Au début du mois d’octobre 1942 son amie entre précipitamment chez elle, affolée, parce que la Gestapo est en train de fouiller son appartement. Sa concierge l’a prévenue dès son arrivée et elle a pu s’éclipser discrètement. C’est alors que Renée bascule dans l’action résistante en lui proposant spontanément que ses amis de Londres soient envoyés dans son propre appartement du 28, Cours Vitton, situé au rez-de-chaussée d’un immeuble du sixième arrondissement de Lyon. Sur recommandation du radio « Lug »[v] la jeune femme qui se fait désormais appeler « Lisette » est rapidement intégrée au réseau. Elle reçoit directement chez elle du courrier codé et abrite des agents en attente de transfert vers l’Angleterre. Paul Rivière membre de Combat puis des Mouvements Unis de la Résistance (MUR) et bientôt responsable du SAP, lui apporte régulièrement du matériel - valises radio, armes et matériel d’imprimerie - parachuté dans la région et destiné à être réparti ensuite entre des groupes de partisans[vi]. Parfois les radios-opérateurs clandestins émettent aussi de chez elle grâce à une antenne sommairement installée dans la cour et camouflée en étendage. Les risques pris sont bien évidemment énormes alors que l’étau de la Gestapo est en train de se resserrer sur toute la résistance lyonnaise.
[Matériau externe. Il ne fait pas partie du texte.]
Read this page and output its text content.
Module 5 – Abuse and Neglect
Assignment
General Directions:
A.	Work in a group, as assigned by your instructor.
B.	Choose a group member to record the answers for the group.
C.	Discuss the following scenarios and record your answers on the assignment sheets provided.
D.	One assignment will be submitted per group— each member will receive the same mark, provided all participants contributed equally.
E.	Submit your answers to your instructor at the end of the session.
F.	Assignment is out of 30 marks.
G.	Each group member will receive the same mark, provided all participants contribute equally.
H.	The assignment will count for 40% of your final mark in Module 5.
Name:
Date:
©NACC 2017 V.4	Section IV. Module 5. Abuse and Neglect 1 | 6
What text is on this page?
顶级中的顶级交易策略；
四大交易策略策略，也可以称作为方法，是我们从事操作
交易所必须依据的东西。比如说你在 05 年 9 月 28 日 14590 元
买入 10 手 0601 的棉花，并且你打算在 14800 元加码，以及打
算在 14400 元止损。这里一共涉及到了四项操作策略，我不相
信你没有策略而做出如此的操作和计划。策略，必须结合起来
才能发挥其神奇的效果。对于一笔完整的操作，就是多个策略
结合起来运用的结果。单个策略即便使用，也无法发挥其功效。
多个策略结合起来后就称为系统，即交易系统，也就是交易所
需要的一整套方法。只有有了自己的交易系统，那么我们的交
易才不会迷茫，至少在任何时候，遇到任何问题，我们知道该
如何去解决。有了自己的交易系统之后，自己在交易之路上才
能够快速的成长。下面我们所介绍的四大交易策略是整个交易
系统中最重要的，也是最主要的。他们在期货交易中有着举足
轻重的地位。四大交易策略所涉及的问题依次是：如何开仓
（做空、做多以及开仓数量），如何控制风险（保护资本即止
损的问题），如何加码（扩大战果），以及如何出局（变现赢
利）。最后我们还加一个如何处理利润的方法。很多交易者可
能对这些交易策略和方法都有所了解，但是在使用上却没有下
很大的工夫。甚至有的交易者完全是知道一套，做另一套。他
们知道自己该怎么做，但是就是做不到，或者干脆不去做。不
Parallèlement à ces activités illicites, Renée poursuit son activité professionnelle et reste cheftaine de Louveteaux des « Eclaireurs de France »[vii]. Mais le zèle de Klaus Barbie et de ses équipes portant malheureusement leurs fruits, elle est finalement découverte : le lendemain matin de l’arrestation de Jean Moulin, le 22 juin 1943, des agents Allemands perquisitionnent l’appartement de Madame Renée Jolivot alias « Lisette ». Ils trouvent des documents compromettants notamment une fausse carte d’identité encore vierge comportant la photo d’un jeune homme d’une vingtaine d’années. Et encore, ils ne mettent pas immédiatement la main sur le pactole camouflé dans sa cave l’avant-veille : des postes émetteurs et du matériel d’imprimerie. À l’instant même où la sinistre police investit son logement, la jeune femme se trouve au travail dans son salon de coiffure au 126, rue Bugeaud à trois pâtés de maison de là. Mais elle n’échappe pas aux mailles du filet puisqu’elle est arrêtée peu après, à 11 heures du matin. On lui demande à qui est destinée cette carte trouvée chez elle quelques minutes auparavant. Renée qui présente son propriétaire comme un ami lui invente un nom, prétend qu’il l’a oubliée là en attendant d’aller la faire faire. En réalité le document doit prochainement servir à un réfractaire[viii]souhaitant se réfugier en Espagne. Ses explications sont peu convaincantes pour des agents peu naïfs et maintenant rompus aux méthodes des résistants. Soupçonnée elle est emmenée tandis qu’on lui promet qu’il n’y en a pas pour plus d’une heure. Elle ne reviendra que deux ans après.

 

 

Arrestation et le cauchemar des prisons

L’École du service de santé militaire, 14, Avenue Berthelot, Lyon 7e

Après l’invasion de la zone sud la Gestapo installe son quartier général à l’Hôtel Terminus près de la gare de Perrache. Depuis le printemps 1943 le siège de la section IV du service de sécurité, dirigée par Klaus Barbie alias « Le boucher de Lyon », est établi à l’École de Santé.

 

Dans un premier temps Renée est conduite à l’École de Santé de l’avenue Berthelot où elle est déposée par une Traction-avant noire. Elle ne le sait pas encore mais ce n’est là que le début d’un long calvaire. Les prisonniers qui ont l’interdiction de parler entre eux sont enfermés dans les caves et gardés de près par des soldats en armes. Renée se retrouve parmi eux dans l’attente de son interrogatoire. Entre les murs de cette prison les brimades sont légion ; alors qu’elle patiente, observant silencieusement son environnement et les autres détenus, un prisonnier qui vient d’être passé à tabac est ramené sans ménagement parmi eux. Elle ne le reconnaît pas immédiatement à cause de son état mais il s’agit d’un des hommes des MUR déjà venu chez elle. Lucide, elle comprend à ce moment-là que le réseau est en partie grillé et que sa détention risque de durer bien plus longtemps que ce qui était prévu.

 

« Dès cet instant je compris que pour nous la partie était perdue et qu’il fallait essayer de s’en sortir avec le minimum de dégâts »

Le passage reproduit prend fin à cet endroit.